Nutrition Facts : Calories 242 kcal, ServingSize 100 g
TRAEGER SMOKED CHUCK ROAST
Chuck Roast rubbed with a savory beef rub smoked low and slow on a Traeger pellet grill.We show you step by step how to prep, season, and smoke a chuck roast as well as exactly how to set up the Traeger to cook it perfectly.
Provided by Mads Martigan
Categories Main Course
Time 8h50m
Number Of Ingredients 10
Steps:
- Trim any excess fat from the exterior of the chuck roast. Trim any fat cap down to 1/4" thickness.
- Score the fat cap with a meat knife in 2 directions perpendicular to each other.
- In a bowl, mix all the Beef Rub ingredients.
- Cover your chuck roast with a thin layer of olive oil or yellow mustard, then generously apply your rub to coat the entire exterior of the meat.
- Wrap your chuck roast in plastic wrap and place it back in the refrigerator for at least 2 hours, preferably overnight.
- Load the hopper of the Traeger with your chosen wood pellets.
- Turn on the Traeger and move the dial to the "Smoke" setting.
- Leave the lid open for 5-7 minutes until you start seeing white billowing smoke coming out of the grill. This means the initial pellets are igniting.
- Close the lid and turn the temperature dial to 250°F. Allow 10-15 minutes for the grill to come up to temperature.
- Remove the chuck roast from the refrigerator and from the plastic wrap. Add some additional leftover rub if any came off, and when the Traeger has reached 250°F, place your meat directly on grill.
- Place a leave in thermometer inside the roast making sure to not touch the bone.
- Close the lid to the Traeger. Every hour you can optionally spray the exterior of the meat with the beef broth and worcestershire mixture for additional moisture and flavor.
- Cook the chuck roast until it reaches about 150-160°F internally.
- At this point you can leave the chuck roast on the Traeger to continue cooking or remove it and wrap it in foil to speed up the cooking time.
- Carefully remove the chuck roast and place on a large sheet of aluminum foil.
- Wrap the brisket in opposing directions with three layers of foil, tightly.
- Replace the temperature probe and place back on the Traeger.

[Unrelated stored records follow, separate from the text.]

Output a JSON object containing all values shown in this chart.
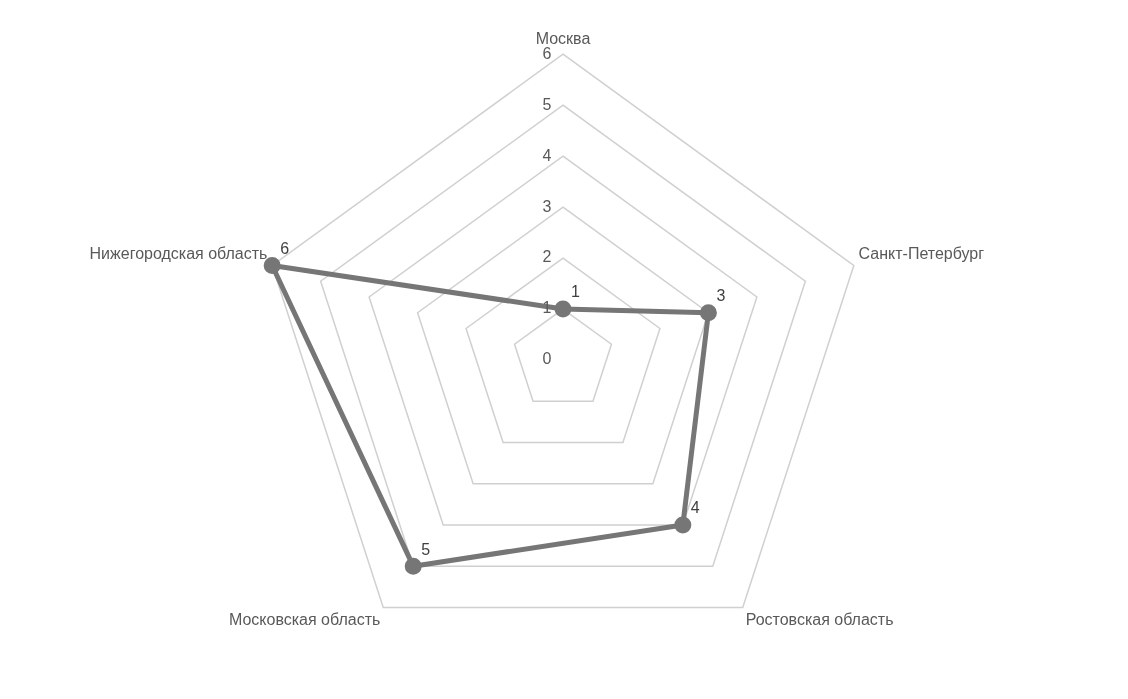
{
  "chart_data": {
    "type": "radar",
    "categories": [
      "Москва",
      "Санкт-Петербург",
      "Ростовская область",
      "Московская область",
      "Нижегородская область"
    ],
    "series": [
      {
        "color": "#767676",
        "values": [
          1,
          3,
          4,
          5,
          6
        ]
      }
    ],
    "ylim": [
      0,
      6
    ],
    "yticks": [
      0,
      1,
      2,
      3,
      4,
      5,
      6
    ],
    "grid": true,
    "legend": false,
    "marker": "circle",
    "line_style": "solid",
    "data_labels": true
  }
}
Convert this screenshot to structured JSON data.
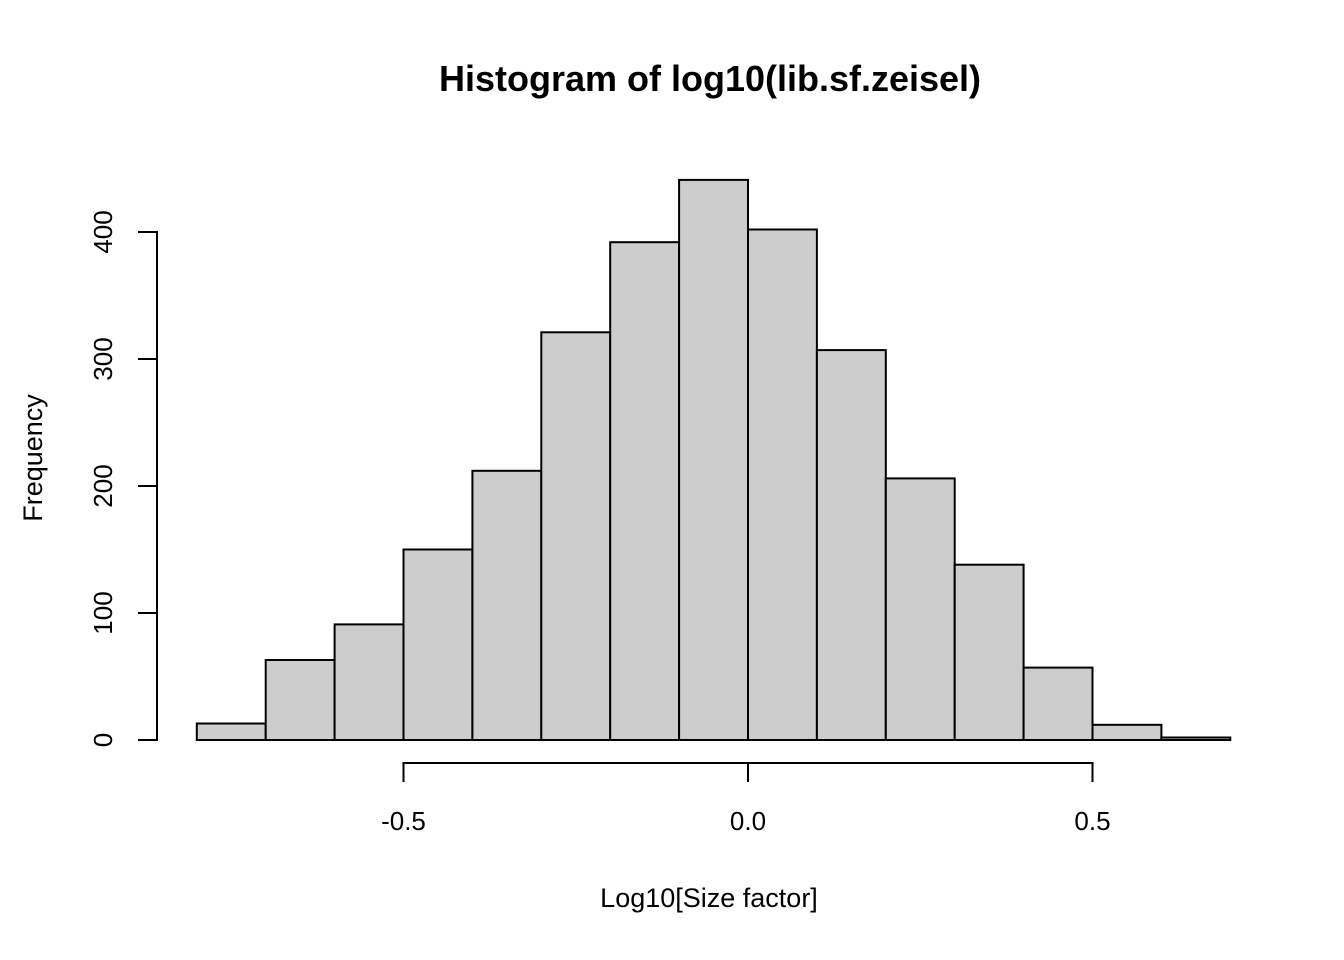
{
  "figure": {
    "background": "#ffffff"
  },
  "chart_data": {
    "type": "bar",
    "subtype": "histogram",
    "title": "Histogram of log10(lib.sf.zeisel)",
    "xlabel": "Log10[Size factor]",
    "ylabel": "Frequency",
    "bin_start": -0.8,
    "bin_width": 0.1,
    "bin_edges": [
      -0.8,
      -0.7,
      -0.6,
      -0.5,
      -0.4,
      -0.3,
      -0.2,
      -0.1,
      0.0,
      0.1,
      0.2,
      0.3,
      0.4,
      0.5,
      0.6,
      0.7
    ],
    "frequencies": [
      13,
      63,
      91,
      150,
      212,
      321,
      392,
      441,
      402,
      307,
      206,
      138,
      57,
      12,
      2
    ],
    "xlim": [
      -0.8,
      0.7
    ],
    "ylim": [
      0,
      400
    ],
    "xticks": [
      -0.5,
      0.0,
      0.5
    ],
    "xtick_labels": [
      "-0.5",
      "0.0",
      "0.5"
    ],
    "yticks": [
      0,
      100,
      200,
      300,
      400
    ],
    "ytick_labels": [
      "0",
      "100",
      "200",
      "300",
      "400"
    ],
    "grid": false,
    "legend": null,
    "colors": {
      "bar_fill": "#cdcdcd",
      "bar_stroke": "#000000",
      "axis_stroke": "#000000",
      "background": "#ffffff"
    }
  }
}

- Continue cooking until the internal temperature reaches between 197°-203°F.
- Once the internal temperature hits 197°-203°F, remove the roast from the smoker and place in an empty aluminum pan. Let it rest for 20-30 minutes.
- Pull your smoked chuck roast using a pair or forks or bear claws. Discard any large pieces of fat and the bone.
- After you finish pulling the smoked pot roast, taste for saltiness and add salt and pepper, leftover rub, and/or some beef stock as needed.
- Serve immediately or incorporate into another recipe requiring smoked pulled or shredded beef.